Near Syncope And Chest Pain In A Young Female Varsity Athlete - Page #4
 

Working Diagnosis:
Anomalous aortic origin of the right coronary artery (AAOCA) from the left sinus of Valsalva with an intramural segment and interarterial course

Treatment:
Possible treatment options include coronary bypass grafting, reimplantation, or an unroofing procedure.

Outcome:
The patient underwent a successful unroofing procedure to allow perfusion of the right coronary artery along the length of the intramural segment. This process allowed flow from the native right sinus of Valsalva, effectively widening the os and eliminating the potential for compression since her AAOCA had a large intramural and interarterial course.

Author's Comments:
AAOCA's are estimated to be present in approximately 1% of the overall population but are proportionately more common in athletes with sudden cardiac death (SCD). The pathophysiology of AAOCA is incompletely understood, but when SCD occurs secondary to AAOCA, it is caused by insufficient coronary blood flow, often occurring during high intensity exercise. There is a lack of consensus on management of asymptomatic right AAOCA: however, surgery is warranted for symptomatic right AAOCA's. According to the AHA/ACC 2015 guidelines, an athlete with a successful surgical repair of an anomalous origin from the wrong sinus may participate in sport of any kind 3 months after surgery if the patient remains free of symptoms and an exercise stress test shows no evidence of ischemia or cardiac arrhythmias. As such, this patient was cleared four months post-operatively and returned to sport after completing a gradual exercise progression. Since rejoining her team, the patient was in the starting lineup for each game without further symptoms.

Editor's Comments:
The takeaway point of this case is the imperative pursuit of a definitive diagnosis when a patient presents with chest pain, dizziness, shortness of breath, heart palpitations, or loss of consciousness during exertion. While sudden cardiac death often occurs without prior warning symptoms or signs, some etiologies of SCD may present initially with non-fatal symptoms/signs. Any patient who presents with unexplained symptoms/signs during exertion warrants further evaluation by a cardiologist for further work-up.

References:
Cheezum, M. K., et al. (2017). Anomalous Aortic Origin of a Coronary Artery From the Inappropriate Sinus of Valsalva. Journal of the American College of Cardiology 69(12): 1592-1608.

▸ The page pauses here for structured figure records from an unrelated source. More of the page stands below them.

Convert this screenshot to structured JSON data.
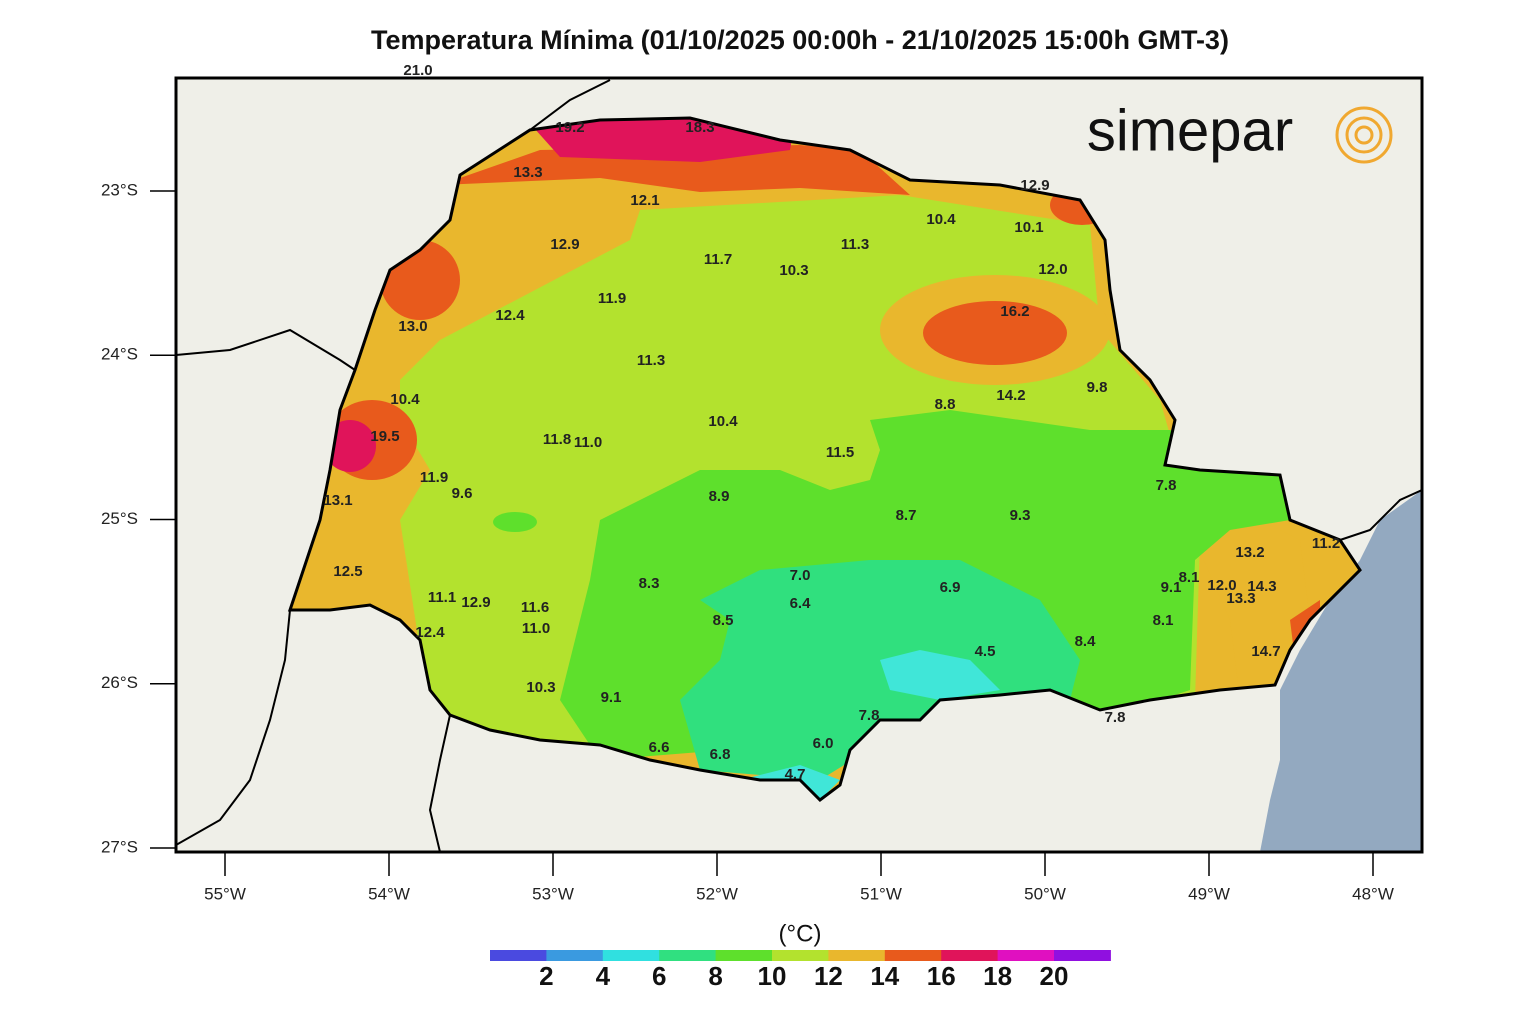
{
  "title": "Temperatura Mínima (01/10/2025 00:00h - 21/10/2025 15:00h GMT-3)",
  "logo": "simepar",
  "lat_ticks": [
    {
      "value": -23,
      "label": "23°S"
    },
    {
      "value": -24,
      "label": "24°S"
    },
    {
      "value": -25,
      "label": "25°S"
    },
    {
      "value": -26,
      "label": "26°S"
    },
    {
      "value": -27,
      "label": "27°S"
    }
  ],
  "lon_ticks": [
    {
      "value": -55,
      "label": "55°W"
    },
    {
      "value": -54,
      "label": "54°W"
    },
    {
      "value": -53,
      "label": "53°W"
    },
    {
      "value": -52,
      "label": "52°W"
    },
    {
      "value": -51,
      "label": "51°W"
    },
    {
      "value": -50,
      "label": "50°W"
    },
    {
      "value": -49,
      "label": "49°W"
    },
    {
      "value": -48,
      "label": "48°W"
    }
  ],
  "stations": [
    "21.0",
    "19.2",
    "18.3",
    "13.3",
    "12.1",
    "12.9",
    "11.7",
    "10.3",
    "11.3",
    "10.4",
    "10.1",
    "12.9",
    "12.0",
    "16.2",
    "11.9",
    "12.4",
    "13.0",
    "11.3",
    "10.4",
    "19.5",
    "11.8",
    "11.0",
    "10.4",
    "8.8",
    "14.2",
    "9.8",
    "11.5",
    "11.9",
    "9.6",
    "13.1",
    "8.9",
    "8.7",
    "9.3",
    "7.8",
    "12.5",
    "13.2",
    "11.2",
    "8.3",
    "7.0",
    "6.9",
    "6.4",
    "11.1",
    "12.9",
    "11.6",
    "11.0",
    "8.5",
    "9.1",
    "8.1",
    "12.0",
    "14.3",
    "13.3",
    "8.1",
    "12.4",
    "4.5",
    "8.4",
    "14.7",
    "10.3",
    "9.1",
    "7.8",
    "6.6",
    "6.8",
    "6.0",
    "4.7",
    "7.8"
  ],
  "colorbar": {
    "unit": "(°C)",
    "labels": [
      2,
      4,
      6,
      8,
      10,
      12,
      14,
      16,
      18,
      20
    ],
    "colors": [
      "#4a4ae0",
      "#3a9ae0",
      "#30e0e0",
      "#30e080",
      "#5ee02c",
      "#b3e22e",
      "#e9b72d",
      "#e85a1c",
      "#e0145a",
      "#e010c0",
      "#9010e0"
    ]
  }
}
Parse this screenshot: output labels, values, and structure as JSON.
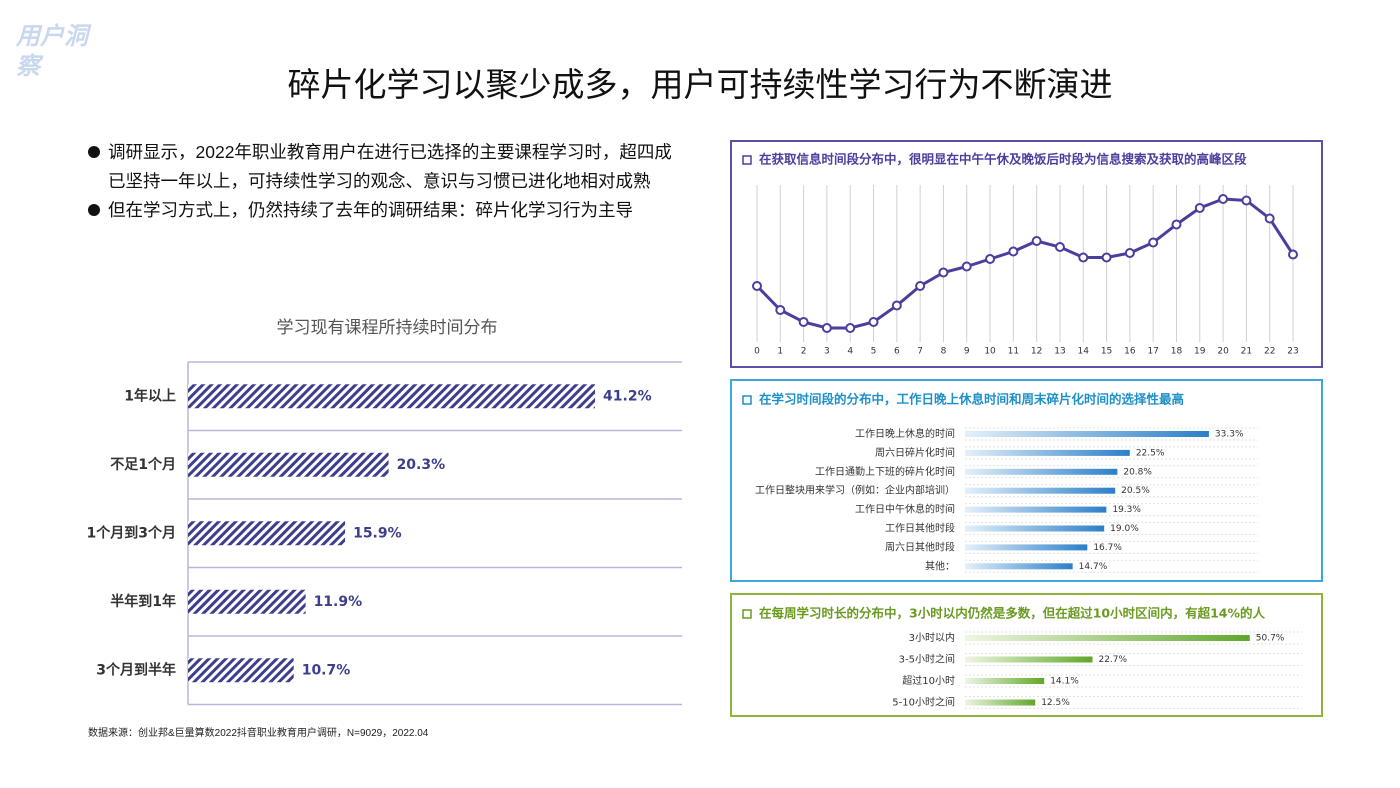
{
  "header": {
    "logo": "用户洞察",
    "title": "碎片化学习以聚少成多，用户可持续性学习行为不断演进"
  },
  "bullets": [
    "调研显示，2022年职业教育用户在进行已选择的主要课程学习时，超四成已坚持一年以上，可持续性学习的观念、意识与习惯已进化地相对成熟",
    "但在学习方式上，仍然持续了去年的调研结果：碎片化学习行为主导"
  ],
  "source": "数据来源：创业邦&巨量算数2022抖音职业教育用户调研，N=9029，2022.04",
  "chart_data": [
    {
      "type": "hbar",
      "title": "学习现有课程所持续时间分布",
      "categories": [
        "1年以上",
        "不足1个月",
        "1个月到3个月",
        "半年到1年",
        "3个月到半年"
      ],
      "values": [
        41.2,
        20.3,
        15.9,
        11.9,
        10.7
      ],
      "value_labels": [
        "41.2%",
        "20.3%",
        "15.9%",
        "11.9%",
        "10.7%"
      ],
      "xlim": [
        0,
        50
      ],
      "color": "#3d3f8c"
    },
    {
      "type": "line",
      "title": "在获取信息时间段分布中，很明显在中午午休及晚饭后时段为信息搜索及获取的高峰区段",
      "x": [
        0,
        1,
        2,
        3,
        4,
        5,
        6,
        7,
        8,
        9,
        10,
        11,
        12,
        13,
        14,
        15,
        16,
        17,
        18,
        19,
        20,
        21,
        22,
        23
      ],
      "values": [
        36,
        20,
        12,
        8,
        8,
        12,
        23,
        36,
        45,
        49,
        54,
        59,
        66,
        62,
        55,
        55,
        58,
        65,
        77,
        88,
        94,
        93,
        81,
        57
      ],
      "xlim": [
        0,
        23
      ],
      "xticks": [
        0,
        1,
        2,
        3,
        4,
        5,
        6,
        7,
        8,
        9,
        10,
        11,
        12,
        13,
        14,
        15,
        16,
        17,
        18,
        19,
        20,
        21,
        22,
        23
      ],
      "ylim": [
        0,
        100
      ],
      "color": "#4b3f9e",
      "grid": true
    },
    {
      "type": "hbar",
      "title": "在学习时间段的分布中，工作日晚上休息时间和周末碎片化时间的选择性最高",
      "categories": [
        "工作日晚上休息的时间",
        "周六日碎片化时间",
        "工作日通勤上下班的碎片化时间",
        "工作日整块用来学习（例如：企业内部培训）",
        "工作日中午休息的时间",
        "工作日其他时段",
        "周六日其他时段",
        "其他："
      ],
      "values": [
        33.3,
        22.5,
        20.8,
        20.5,
        19.3,
        19.0,
        16.7,
        14.7
      ],
      "value_labels": [
        "33.3%",
        "22.5%",
        "20.8%",
        "20.5%",
        "19.3%",
        "19.0%",
        "16.7%",
        "14.7%"
      ],
      "xlim": [
        0,
        40
      ],
      "color": "#2a7fc9"
    },
    {
      "type": "hbar",
      "title": "在每周学习时长的分布中，3小时以内仍然是多数，但在超过10小时区间内，有超14%的人",
      "categories": [
        "3小时以内",
        "3-5小时之间",
        "超过10小时",
        "5-10小时之间"
      ],
      "values": [
        50.7,
        22.7,
        14.1,
        12.5
      ],
      "value_labels": [
        "50.7%",
        "22.7%",
        "14.1%",
        "12.5%"
      ],
      "xlim": [
        0,
        60
      ],
      "color": "#5fa82a"
    }
  ]
}
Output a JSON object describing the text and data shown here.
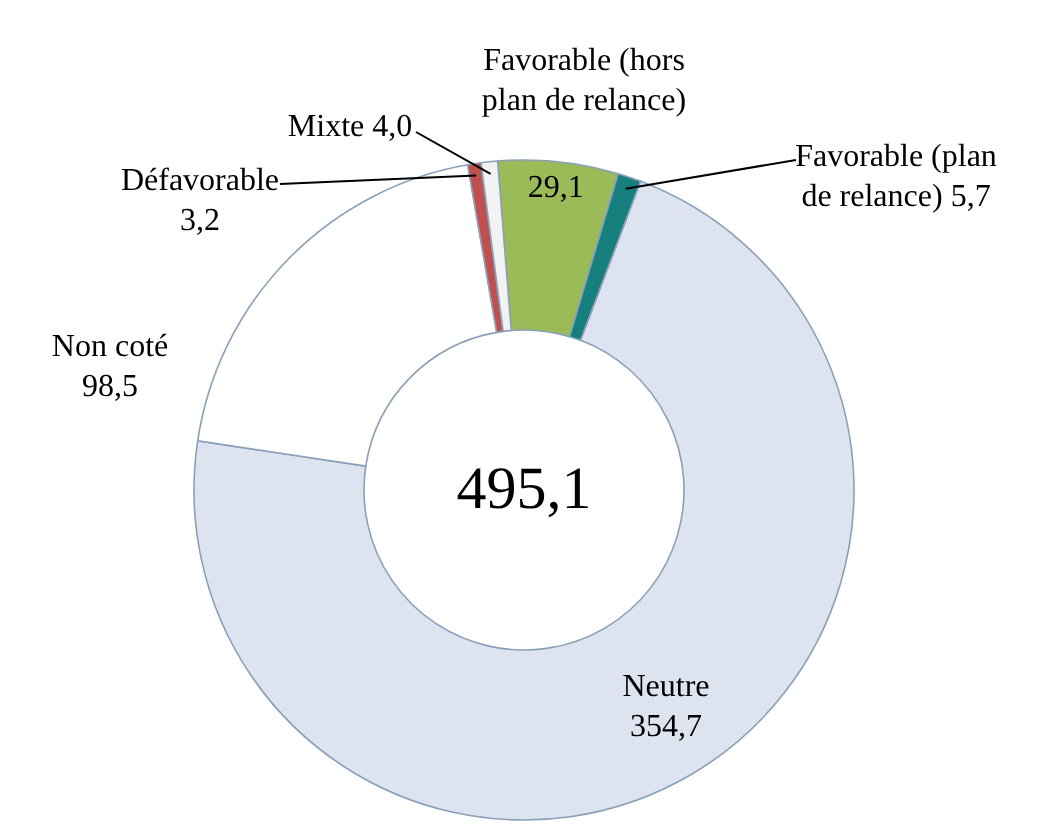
{
  "chart_data": {
    "type": "donut",
    "categories": [
      "Favorable (hors plan de relance)",
      "Favorable (plan de relance)",
      "Neutre",
      "Non coté",
      "Défavorable",
      "Mixte"
    ],
    "values": [
      29.1,
      5.7,
      354.7,
      98.5,
      3.2,
      4.0
    ],
    "colors": [
      "#9bbb59",
      "#17807e",
      "#dde3ef",
      "#ffffff",
      "#c0504d",
      "#f2f2f2"
    ],
    "value_labels": [
      "29,1",
      "5,7",
      "354,7",
      "98,5",
      "3,2",
      "4,0"
    ],
    "annotations": [
      "495,1"
    ],
    "legend": false
  }
}
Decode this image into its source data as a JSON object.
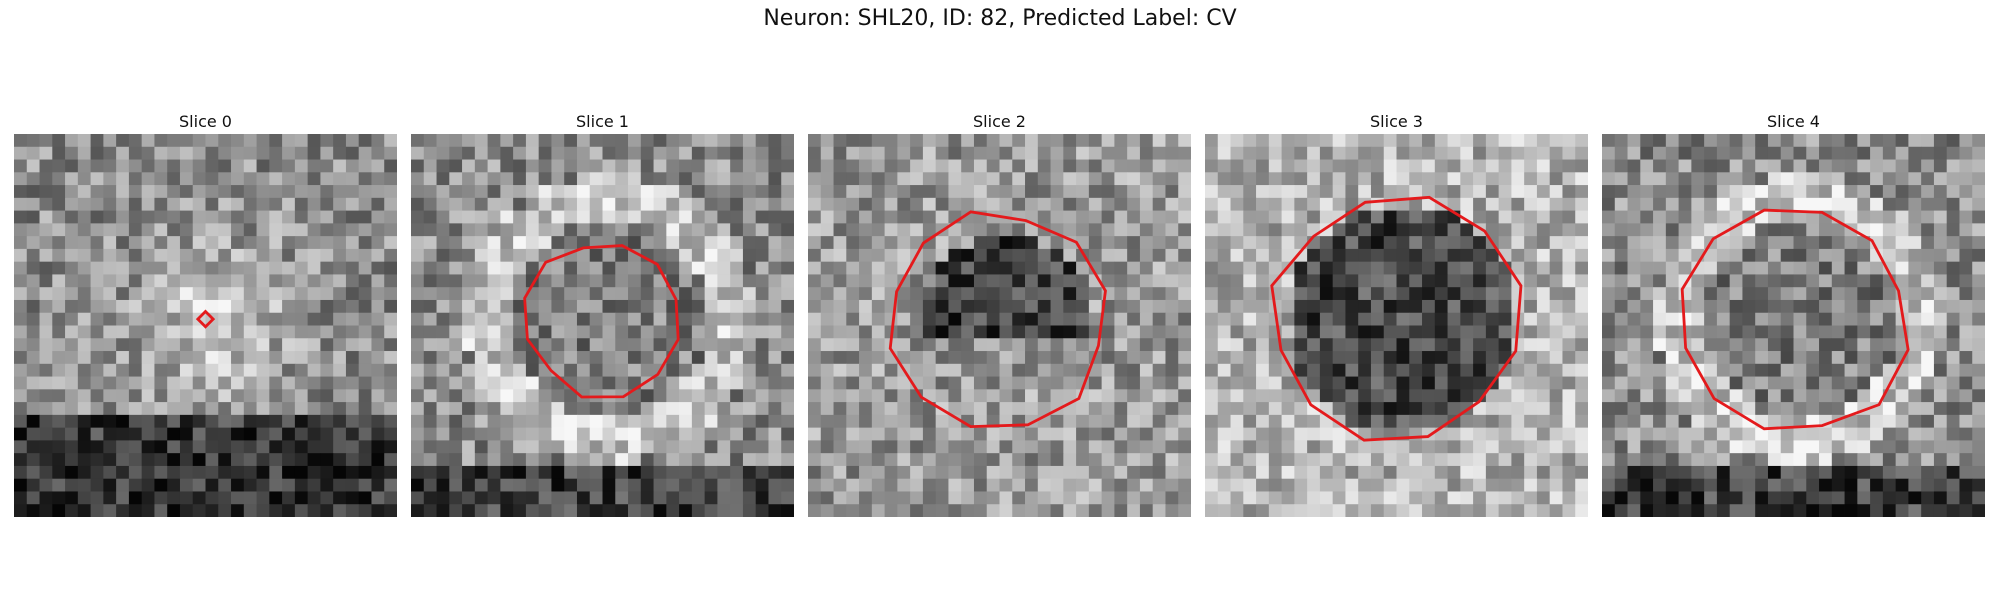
{
  "title": "Neuron: SHL20, ID: 82, Predicted Label: CV",
  "contour_color": "#e41a1c",
  "grid_size": 30,
  "slices": [
    {
      "label": "Slice 0",
      "seed": 11,
      "dark_spot": 0.1,
      "contour_radius": 0.02,
      "style": "bright-center"
    },
    {
      "label": "Slice 1",
      "seed": 23,
      "dark_spot": 0.25,
      "contour_radius": 0.2,
      "style": "ring"
    },
    {
      "label": "Slice 2",
      "seed": 37,
      "dark_spot": 0.45,
      "contour_radius": 0.28,
      "style": "dark-blob"
    },
    {
      "label": "Slice 3",
      "seed": 51,
      "dark_spot": 0.6,
      "contour_radius": 0.32,
      "style": "dark-core"
    },
    {
      "label": "Slice 4",
      "seed": 67,
      "dark_spot": 0.4,
      "contour_radius": 0.3,
      "style": "ring"
    }
  ]
}
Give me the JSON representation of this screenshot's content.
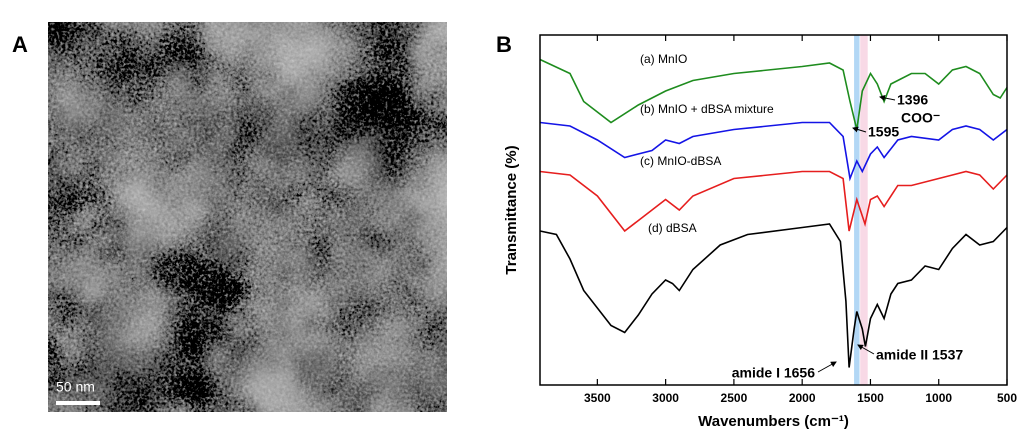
{
  "panel_labels": [
    "A",
    "B"
  ],
  "scale_bar": "50 nm",
  "chart_data": {
    "type": "line",
    "x_label": "Wavenumbers (cm⁻¹)",
    "y_label": "Transmittance (%)",
    "xlim": [
      3920,
      500
    ],
    "xticks": [
      3500,
      3000,
      2500,
      2000,
      1500,
      1000,
      500
    ],
    "ylim": [
      0,
      100
    ],
    "highlights": [
      {
        "from": 1620,
        "to": 1580,
        "color": "#9fcdf2"
      },
      {
        "from": 1575,
        "to": 1520,
        "color": "#f6cfe0"
      }
    ],
    "annotations": [
      "1396",
      "COO⁻",
      "1595",
      "amide I 1656",
      "amide II 1537"
    ],
    "series": [
      {
        "name": "(a) MnIO",
        "color": "#1e8c1e",
        "x": [
          3920,
          3700,
          3600,
          3400,
          3200,
          3000,
          2800,
          2500,
          2000,
          1800,
          1700,
          1650,
          1600,
          1560,
          1500,
          1450,
          1400,
          1350,
          1200,
          1100,
          1000,
          900,
          800,
          700,
          600,
          550,
          500
        ],
        "values": [
          93,
          89,
          81,
          75,
          80,
          84,
          87,
          89,
          91,
          92,
          90,
          81,
          73,
          84,
          89,
          86,
          81,
          86,
          89,
          89,
          86,
          90,
          91,
          89,
          83,
          82,
          85
        ]
      },
      {
        "name": "(b) MnIO + dBSA mixture",
        "color": "#1414e6",
        "x": [
          3920,
          3700,
          3500,
          3300,
          3100,
          3000,
          2900,
          2800,
          2500,
          2000,
          1800,
          1700,
          1650,
          1600,
          1560,
          1500,
          1450,
          1400,
          1300,
          1200,
          1000,
          900,
          800,
          700,
          600,
          500
        ],
        "values": [
          75,
          74,
          70,
          65,
          67,
          70,
          69,
          71,
          73,
          75,
          75,
          71,
          59,
          64,
          61,
          66,
          68,
          65,
          70,
          71,
          70,
          73,
          74,
          73,
          70,
          73
        ]
      },
      {
        "name": "(c) MnIO-dBSA",
        "color": "#e61e1e",
        "x": [
          3920,
          3700,
          3500,
          3300,
          3100,
          3000,
          2900,
          2800,
          2500,
          2000,
          1800,
          1700,
          1656,
          1600,
          1540,
          1500,
          1450,
          1400,
          1300,
          1200,
          1000,
          900,
          800,
          700,
          600,
          500
        ],
        "values": [
          61,
          60,
          54,
          44,
          50,
          53,
          50,
          54,
          59,
          61,
          61,
          59,
          44,
          53,
          46,
          53,
          54,
          51,
          57,
          57,
          59,
          60,
          61,
          60,
          56,
          60
        ]
      },
      {
        "name": "(d) dBSA",
        "color": "#000000",
        "x": [
          3920,
          3800,
          3700,
          3600,
          3400,
          3300,
          3200,
          3100,
          3000,
          2950,
          2900,
          2800,
          2600,
          2400,
          2000,
          1800,
          1720,
          1680,
          1656,
          1620,
          1600,
          1560,
          1537,
          1500,
          1450,
          1400,
          1350,
          1300,
          1200,
          1100,
          1000,
          900,
          800,
          700,
          600,
          500
        ],
        "values": [
          44,
          43,
          36,
          27,
          17,
          15,
          20,
          26,
          30,
          29,
          27,
          33,
          40,
          43,
          45,
          46,
          41,
          24,
          5,
          16,
          21,
          16,
          11,
          19,
          23,
          19,
          26,
          29,
          30,
          34,
          33,
          39,
          43,
          40,
          41,
          45
        ]
      }
    ]
  }
}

Maron, B. J., et al. (2015). Eligibility and Disqualification Recommendations for Competitive Athletes with Cardiovascular Abnormalities: Preamble, Principles, and General Considerations: A Scientific Statement From the American Heart Association and American College of Cardiology. Journal of the American College of Cardiology 66(21): 2343-2349.

Schubert, S. A. and I. L. Kron (2016). Surgical Unroofing for Anomalous Aortic Origin of Coronary Arteries. Operative Techniques in Thoracic and Cardiovascular Surgery 21(3): 162-177.

Hainline, B., et al. (2016). Interassociation Consensus Statement on Cardiovascular Care of College Student-Athletes; Journal of the American College of Cardiology 67(25): 2981-2995.

Villa, A. D., et al. (2016). Coronary artery anomalies overview: The normal and the abnormal. World journal of radiology 8(6): 537-555.